Artiva's AlloNK wins FDA RMAT tag as EULAR data show 71% ACR50 in RA

Artiva Biotherapeutics has received Regenerative Medicine Advanced Therapy (RMAT) designation from the FDA for AlloNK (AB-101) in combination with rituximab for refractory rheumatoid arthritis, the San Diego-based company announced on 8 June alongside a package of clinical data presented at the EULAR 2026 Congress in London.

The RMAT designation — reserved for regenerative medicines targeting serious conditions where early clinical evidence suggests potential over existing treatments — provides Artiva with expedited development and review benefits, including intensive early-stage dialogue with the agency. The company said the designation supports its plan to initiate a Phase 3 registrational trial in refractory RA later in 2026.

Clinical data

Across five accepted presentations at EULAR, Artiva reported results from its company-sponsored Phase 2a basket trial and an investigator-initiated basket trial in patients with long-standing, highly active RA who had failed multiple prior targeted therapies. In the company-sponsored cohort, 71% of patients with six months of follow-up achieved an ACR50 response — a threshold representing at least a 50% reduction in disease activity measures. Across a pooled RA dataset of 21 patients with at least 12 weeks of follow-up, clinical responses were first observed at three months and deepened at six months. As of the 3 April 2026 data cut, no patient had lost response, required high-dose steroids, or started a new biologic or targeted synthetic DMARD after treatment.

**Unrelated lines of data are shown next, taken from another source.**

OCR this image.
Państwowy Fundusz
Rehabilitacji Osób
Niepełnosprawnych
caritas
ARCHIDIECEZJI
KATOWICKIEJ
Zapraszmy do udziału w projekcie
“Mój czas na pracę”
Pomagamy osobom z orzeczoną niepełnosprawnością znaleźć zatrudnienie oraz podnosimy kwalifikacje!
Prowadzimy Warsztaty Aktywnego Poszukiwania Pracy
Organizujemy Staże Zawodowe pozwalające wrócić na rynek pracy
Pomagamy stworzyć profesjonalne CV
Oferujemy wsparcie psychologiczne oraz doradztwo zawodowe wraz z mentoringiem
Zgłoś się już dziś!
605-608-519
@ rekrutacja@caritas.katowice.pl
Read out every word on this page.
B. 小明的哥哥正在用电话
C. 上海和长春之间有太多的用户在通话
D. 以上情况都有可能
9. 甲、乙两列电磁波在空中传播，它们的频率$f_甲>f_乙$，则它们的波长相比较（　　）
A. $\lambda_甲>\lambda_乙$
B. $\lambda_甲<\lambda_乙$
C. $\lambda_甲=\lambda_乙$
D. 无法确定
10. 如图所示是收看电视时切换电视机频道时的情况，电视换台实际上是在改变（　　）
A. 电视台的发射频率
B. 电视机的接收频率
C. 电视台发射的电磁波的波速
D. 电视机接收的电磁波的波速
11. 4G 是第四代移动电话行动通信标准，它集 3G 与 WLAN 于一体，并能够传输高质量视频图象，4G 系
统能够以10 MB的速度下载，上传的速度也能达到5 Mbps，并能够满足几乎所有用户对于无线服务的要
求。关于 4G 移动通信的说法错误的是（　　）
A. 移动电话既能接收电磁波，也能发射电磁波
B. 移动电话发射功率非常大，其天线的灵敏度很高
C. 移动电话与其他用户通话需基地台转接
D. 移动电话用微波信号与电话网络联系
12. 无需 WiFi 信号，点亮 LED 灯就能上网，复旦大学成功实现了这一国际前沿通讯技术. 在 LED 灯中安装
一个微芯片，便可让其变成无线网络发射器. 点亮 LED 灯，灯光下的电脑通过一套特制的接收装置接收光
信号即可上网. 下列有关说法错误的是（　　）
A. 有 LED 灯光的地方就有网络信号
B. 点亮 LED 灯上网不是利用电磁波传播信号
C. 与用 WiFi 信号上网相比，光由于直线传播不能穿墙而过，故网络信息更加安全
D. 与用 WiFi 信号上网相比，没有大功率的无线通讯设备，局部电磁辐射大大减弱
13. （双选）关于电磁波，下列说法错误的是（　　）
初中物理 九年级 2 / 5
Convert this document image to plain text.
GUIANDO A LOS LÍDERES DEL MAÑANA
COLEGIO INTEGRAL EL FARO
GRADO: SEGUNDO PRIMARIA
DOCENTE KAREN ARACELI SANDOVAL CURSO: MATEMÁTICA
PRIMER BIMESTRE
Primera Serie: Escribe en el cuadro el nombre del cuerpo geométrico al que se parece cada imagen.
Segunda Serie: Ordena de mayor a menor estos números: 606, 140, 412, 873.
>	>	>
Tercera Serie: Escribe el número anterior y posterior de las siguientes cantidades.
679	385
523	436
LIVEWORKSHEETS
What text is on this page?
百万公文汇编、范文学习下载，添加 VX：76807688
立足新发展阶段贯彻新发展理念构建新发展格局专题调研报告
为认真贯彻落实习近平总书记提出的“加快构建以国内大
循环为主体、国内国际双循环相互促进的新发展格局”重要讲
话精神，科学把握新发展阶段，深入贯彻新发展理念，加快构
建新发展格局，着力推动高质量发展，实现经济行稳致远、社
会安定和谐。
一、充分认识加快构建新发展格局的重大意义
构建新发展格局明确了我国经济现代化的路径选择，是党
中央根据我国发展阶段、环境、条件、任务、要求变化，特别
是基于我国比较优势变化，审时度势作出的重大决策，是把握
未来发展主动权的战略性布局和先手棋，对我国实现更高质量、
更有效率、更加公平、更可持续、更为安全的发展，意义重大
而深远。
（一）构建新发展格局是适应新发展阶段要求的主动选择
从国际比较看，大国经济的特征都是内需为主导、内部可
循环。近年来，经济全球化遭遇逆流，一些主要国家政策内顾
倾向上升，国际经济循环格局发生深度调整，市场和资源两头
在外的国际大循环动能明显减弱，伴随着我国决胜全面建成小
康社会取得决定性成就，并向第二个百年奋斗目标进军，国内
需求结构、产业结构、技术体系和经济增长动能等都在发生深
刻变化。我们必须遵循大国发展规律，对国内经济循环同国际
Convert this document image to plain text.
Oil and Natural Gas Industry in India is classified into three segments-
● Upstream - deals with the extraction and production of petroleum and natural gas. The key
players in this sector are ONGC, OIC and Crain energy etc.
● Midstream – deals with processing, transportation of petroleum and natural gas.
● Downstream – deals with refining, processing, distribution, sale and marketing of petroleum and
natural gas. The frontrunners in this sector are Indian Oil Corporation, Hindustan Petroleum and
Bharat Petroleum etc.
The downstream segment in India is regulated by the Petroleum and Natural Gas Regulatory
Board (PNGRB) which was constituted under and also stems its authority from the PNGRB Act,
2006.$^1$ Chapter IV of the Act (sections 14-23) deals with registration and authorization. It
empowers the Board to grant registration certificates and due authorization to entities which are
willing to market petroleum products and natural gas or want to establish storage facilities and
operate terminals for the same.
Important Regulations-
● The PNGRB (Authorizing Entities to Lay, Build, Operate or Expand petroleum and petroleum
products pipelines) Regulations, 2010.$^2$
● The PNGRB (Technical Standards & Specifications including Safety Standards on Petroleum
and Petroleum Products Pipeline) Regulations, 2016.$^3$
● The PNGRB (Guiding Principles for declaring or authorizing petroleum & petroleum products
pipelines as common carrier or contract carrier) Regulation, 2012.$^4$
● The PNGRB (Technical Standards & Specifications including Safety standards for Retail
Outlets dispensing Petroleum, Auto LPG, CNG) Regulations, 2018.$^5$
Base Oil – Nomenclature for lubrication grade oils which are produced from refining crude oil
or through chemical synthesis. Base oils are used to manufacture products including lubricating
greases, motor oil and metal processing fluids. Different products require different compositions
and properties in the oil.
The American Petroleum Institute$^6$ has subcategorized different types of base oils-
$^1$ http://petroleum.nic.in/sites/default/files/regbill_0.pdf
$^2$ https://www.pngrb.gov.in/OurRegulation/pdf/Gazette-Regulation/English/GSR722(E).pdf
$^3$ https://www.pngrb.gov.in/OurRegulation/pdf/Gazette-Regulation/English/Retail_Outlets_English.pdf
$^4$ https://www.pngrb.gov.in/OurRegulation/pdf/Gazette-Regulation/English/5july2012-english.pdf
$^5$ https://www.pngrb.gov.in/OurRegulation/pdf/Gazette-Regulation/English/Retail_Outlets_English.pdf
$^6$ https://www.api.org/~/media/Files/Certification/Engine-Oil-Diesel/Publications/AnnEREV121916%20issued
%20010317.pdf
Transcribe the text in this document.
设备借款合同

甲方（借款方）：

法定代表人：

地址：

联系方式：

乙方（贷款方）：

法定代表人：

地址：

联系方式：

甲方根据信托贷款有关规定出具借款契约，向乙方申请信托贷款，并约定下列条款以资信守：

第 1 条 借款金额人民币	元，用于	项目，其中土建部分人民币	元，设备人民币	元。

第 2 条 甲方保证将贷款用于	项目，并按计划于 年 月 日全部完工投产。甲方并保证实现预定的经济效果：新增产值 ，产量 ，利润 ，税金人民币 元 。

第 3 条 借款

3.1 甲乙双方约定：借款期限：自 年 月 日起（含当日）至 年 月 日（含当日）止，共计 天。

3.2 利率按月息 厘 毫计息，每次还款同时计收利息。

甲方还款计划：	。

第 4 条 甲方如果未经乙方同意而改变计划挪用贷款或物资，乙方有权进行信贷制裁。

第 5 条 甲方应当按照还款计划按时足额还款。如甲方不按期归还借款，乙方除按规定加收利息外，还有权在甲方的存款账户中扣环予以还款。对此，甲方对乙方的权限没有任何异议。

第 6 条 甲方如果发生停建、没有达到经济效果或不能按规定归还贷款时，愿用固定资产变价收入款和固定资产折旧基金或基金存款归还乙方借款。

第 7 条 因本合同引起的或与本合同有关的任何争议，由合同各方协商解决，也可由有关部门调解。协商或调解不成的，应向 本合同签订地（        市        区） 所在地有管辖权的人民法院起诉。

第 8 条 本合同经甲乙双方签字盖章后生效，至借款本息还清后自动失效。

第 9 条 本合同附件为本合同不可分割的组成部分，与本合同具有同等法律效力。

AlloNK is a non-genetically modified, cryopreserved allogeneic natural killer cell product designed to enhance the antibody-dependent cellular cytotoxicity of anti-CD20 monoclonal antibodies such as rituximab, thereby driving deep B-cell depletion. In translational data covering 51 evaluable autoimmune patients, uniform B-cell depletion was observed by Day 13 following a conditioning regimen of low-dose cyclophosphamide and fludarabine. Complete B-cell depletion was confirmed in all 28 RA patients assessed using a high-sensitivity assay, with subsequent reconstitution characterised by a predominance of naïve and transitional B cells, consistent with a proposed immune-reset mechanism.

Safety data from 55 autoimmune patients treated with AlloNK plus rituximab showed no cytokine release syndrome, no immune effector cell-associated neurotoxicity syndrome, and no AlloNK-related serious adverse events. The rate of Grade 3 or higher infections was 2%, and only two patients were hospitalised for treatment-emergent adverse events during the initial 28-day post-treatment period, neither event adjudicated as related to AlloNK.

Early signals were also reported in Sjögren disease and systemic sclerosis. In the SSc cohort, mean modified Rodnan skin score improved by 9.5 points among patients with six months of follow-up, and all patients achieved rCRISS25. The Sjögren dataset showed normalisation of mean stimulated salivary flow at six months, rising from 0.65 mL/min at baseline to 1.23 mL/min.

Market context

The autoimmune cell therapy space has gained momentum rapidly, largely driven by early results with CD19-directed CAR-T products in refractory lupus and RA, most notably data from academic centres in Germany using Kymriah and Yescarta off-label. Artiva is positioning AlloNK as an off-the-shelf alternative that could replicate comparable depth of B-cell depletion without the logistical burden of autologous manufacturing — a meaningful differentiator if borne out at scale, given that autologous CAR-T programmes require individualised manufacturing runs of several weeks and highly specialised infusion centres.

Several other companies are developing allogeneic NK and CAR-NK platforms for autoimmune indications, meaning Artiva will need Phase 3 data to substantiate its first-in-class ambitions in refractory RA. The RMAT pathway, alongside the company's stated cash runway extending into 2029, provides a credible near-term timeline for a pivotal readout. Investors and clinicians will be watching closely for the Phase 3 protocol design and whether the ACR50 signal holds in a larger, randomised cohort.